- Location: Arthur A. Wishart Library, Algoma University, Sault Ste Marie, Ontario, Canada
- Type: Academic
- Established: 2006 (Algoma University Archives); renamed 2011
- Branches: 1

Collection
- Size: 170 fonds

Other information
- Director: Mark Jones (Library manager)
- Website: http://archives.algomau.ca/

= Engracia de Jesus Matias Archives and Special Collections =

The Engracia de Jesus Matias Archives and Special Collections is a department of the Arthur A.Wishart Library at Algoma University in Sault Ste. Marie, Ontario. It is the official repository for the university's records as well as those of the Anglican Diocese of Algoma and the Ecclesiastical Province of Ontario. It is a partner with the Shingwauk Residential Schools Centre, also located at the university. The archives collects private records of individuals, families, organizations and businesses with a focus on northern Ontario.

== History==
The Engracia de Jesus Matias Archives and Special Collections (formerly the Algoma University Archives) were established in 2006 and renamed in honour of Engracia de Jesus Matias.

== Collections ==
As of 2016 the archives holds over 170 unique archival fonds or collections. Areas of strength include the history of higher education in Sault Ste.
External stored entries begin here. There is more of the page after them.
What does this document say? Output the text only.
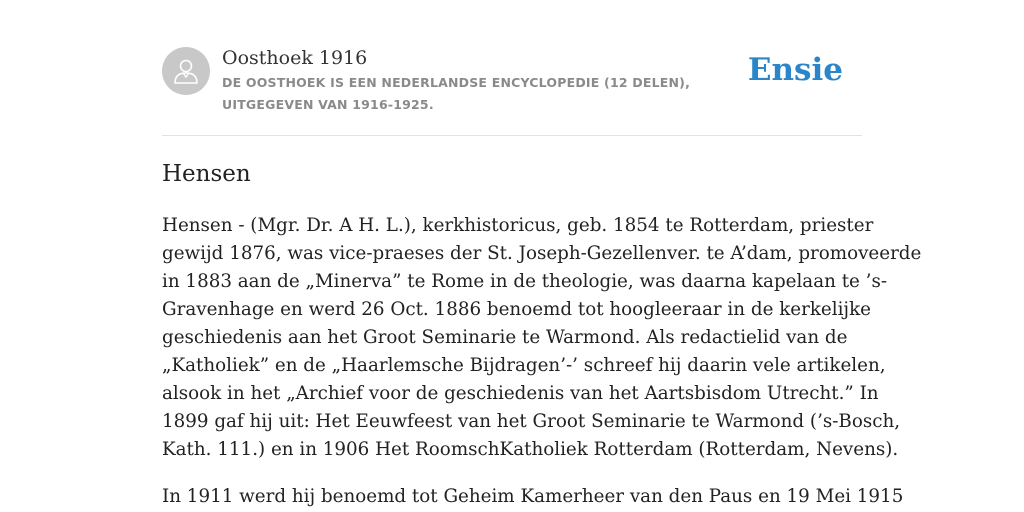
Oosthoek 1916
DE OOSTHOEK IS EEN NEDERLANDSE ENCYCLOPEDIE (12 DELEN), UITGEGEVEN VAN 1916-1925.
Ensie
Hensen

Hensen - (Mgr. Dr. A H. L.), kerkhistoricus, geb. 1854 te Rotterdam, priester
gewijd 1876, was vice-praeses der St. Joseph-Gezellenver. te A’dam, promoveerde
in 1883 aan de „Minerva” te Rome in de theologie, was daarna kapelaan te ’s-
Gravenhage en werd 26 Oct. 1886 benoemd tot hoogleeraar in de kerkelijke
geschiedenis aan het Groot Seminarie te Warmond. Als redactielid van de
„Katholiek” en de „Haarlemsche Bijdragen’-’ schreef hij daarin vele artikelen,
alsook in het „Archief voor de geschiedenis van het Aartsbisdom Utrecht.” In
1899 gaf hij uit: Het Eeuwfeest van het Groot Seminarie te Warmond (’s-Bosch,
Kath. 111.) en in 1906 Het RoomschKatholiek Rotterdam (Rotterdam, Nevens).

In 1911 werd hij benoemd tot Geheim Kamerheer van den Paus en 19 Mei 1915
Marie; faculty, staff and student associations at the university, university programming, the industrial history of the Great Lakes region; the railroad history of northern Ontario; the history of the fur trader Charles Oakes Ermatinger and the Ermatinger Old Stone House; the labour history of Sault Ste. Marie; the sinking of the SS Edmund Fitzgerald and Anglican Diocese of Algoma history from Kakabeka Falls the west to the Ontario/Quebec border in the east and from Manitouwadge in the north to Gravenhurst in the south.